Artista, anarchico, viticoltore e amico personale di Carlin Petrini, Gianni Gallo attraverso la sua arte ha saputo raccontare le Langhe in modo nuovo, come nessuno aveva fatto prima.
Le Langhe sono senza dubbio una delle zone più note del nostro paese a livello culinario, e se sono così note è anche perché qualcuno, nel corso degli anni, si è preso la briga di raccontarle, creando un immaginario collettivo accattivante fatto di colline basse, di tartufi, barolo, carne di manzo e nocciole.
Una delle persone che meglio ha saputo svolgere questo compito è stata Gianni Gallo, non attraverso la parola, ma tramite le sue illustrazioni, fatte di linee pulite e molto riconoscibili, che raffigurano elementi bucolici dell’ambiente naturale circostante, al tempo minacciato dall’industrializzazione degli anni ’70. Fiori, erbe selvatiche, uccelli, insetti, frutti, alberi… tutta la natura della langa è stata protagonista nei suoi lavori.
Ma chi era Gianni Gallo?
Gallo nasce a Dogliani il 26 gennaio 1935 nella cascina Ribote, in una famiglia di proprietari terrieri che lavorano la terra e le vigne da generazioni. Questo lo ha sempre spinto ad avere un interesse particolare per il mondo naturale, parte della sua formazione. Dopo il liceo classico a Torino si iscrive al politecnico ma, terminato il servizio militare nel 1964 tornerà definitivamente a Dogliani nella casa di famiglia. Lavora nelle vigne insieme al padre e al fratello Carlo e la sua vita è quella di un perfetto contadino della campagna piemontese, se non fosse per il suo interesse legato alla produzione artistica.
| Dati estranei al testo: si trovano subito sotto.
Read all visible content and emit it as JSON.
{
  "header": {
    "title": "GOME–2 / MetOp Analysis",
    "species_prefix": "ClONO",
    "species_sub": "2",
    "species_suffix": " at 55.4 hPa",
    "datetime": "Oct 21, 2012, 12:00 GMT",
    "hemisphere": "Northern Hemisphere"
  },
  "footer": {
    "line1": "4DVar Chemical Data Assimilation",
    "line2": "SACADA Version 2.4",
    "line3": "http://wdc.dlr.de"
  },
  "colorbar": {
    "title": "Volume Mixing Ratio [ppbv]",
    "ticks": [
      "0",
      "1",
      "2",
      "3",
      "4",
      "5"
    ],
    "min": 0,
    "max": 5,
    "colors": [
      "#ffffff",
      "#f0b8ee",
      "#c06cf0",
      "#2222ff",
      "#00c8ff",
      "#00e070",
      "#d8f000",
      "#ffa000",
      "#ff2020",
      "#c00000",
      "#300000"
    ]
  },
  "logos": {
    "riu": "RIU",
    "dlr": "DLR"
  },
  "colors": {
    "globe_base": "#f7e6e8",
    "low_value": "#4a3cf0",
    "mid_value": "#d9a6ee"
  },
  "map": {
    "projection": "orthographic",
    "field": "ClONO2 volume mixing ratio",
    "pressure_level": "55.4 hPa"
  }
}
Nel 1967 conosce i pittori Claudio Bonichi ed Eso Peluzzi, con i quali fa le sue prime esperienze nel campi dell’incisione e della grafica. In questi anni “il Galèt”, come era conosciuto dagli amici, realizza le prime etichette per prodotti alimentari di aziende locali come le cantine Mascarello e Abbona.
Sulla scia del successo delle prime collaborazioni, si dedicherà poi a progetti più lunghi, sempre legati al mondo del design di etichette: le più famose per il viticoltore Paolo Marolo, l’azienda Agrimontana, Ca’ della Pasina e per l’Oleificio Polla.
Anarchico per scelta di vita, la particolarità delle sue collaborazioni era che non accettava mai pagamenti in denaro, ma solo baratti, tenendosi così libero di scegliere per chi disegnare e lasciandosi convincere dalla qualità dei prodotti e da produttori che lavorassero in modo serio.
“Parlare di Gianni Gallo significa parlare di Langa, di vino, di poesia, di storia e di amicizia” disse Carlo Petrini, ricordandolo sul quotidiano Repubblica il giorno della sua scomparsa, nel 2011.
Grande fabulatore, la sua cucina era diventata negli anni un punto di ritrovo per molti intellettuali piemontesi, che davanti ad un piatto di tajarin e una bottiglia di vino discutevano di arte e letteratura. Gallo è stato protagonista di una langa che ormai non esiste più e per cui molti provano nostalgia, ma il cui ricordo resiste ancora tra le pagine dei libri di Pavese e Fenoglio, oltre che sugli scaffali in legno degli alimentari di paese, diventati vere e proprie mostre del talento di Gianni Gallo, detto “il Galèt”.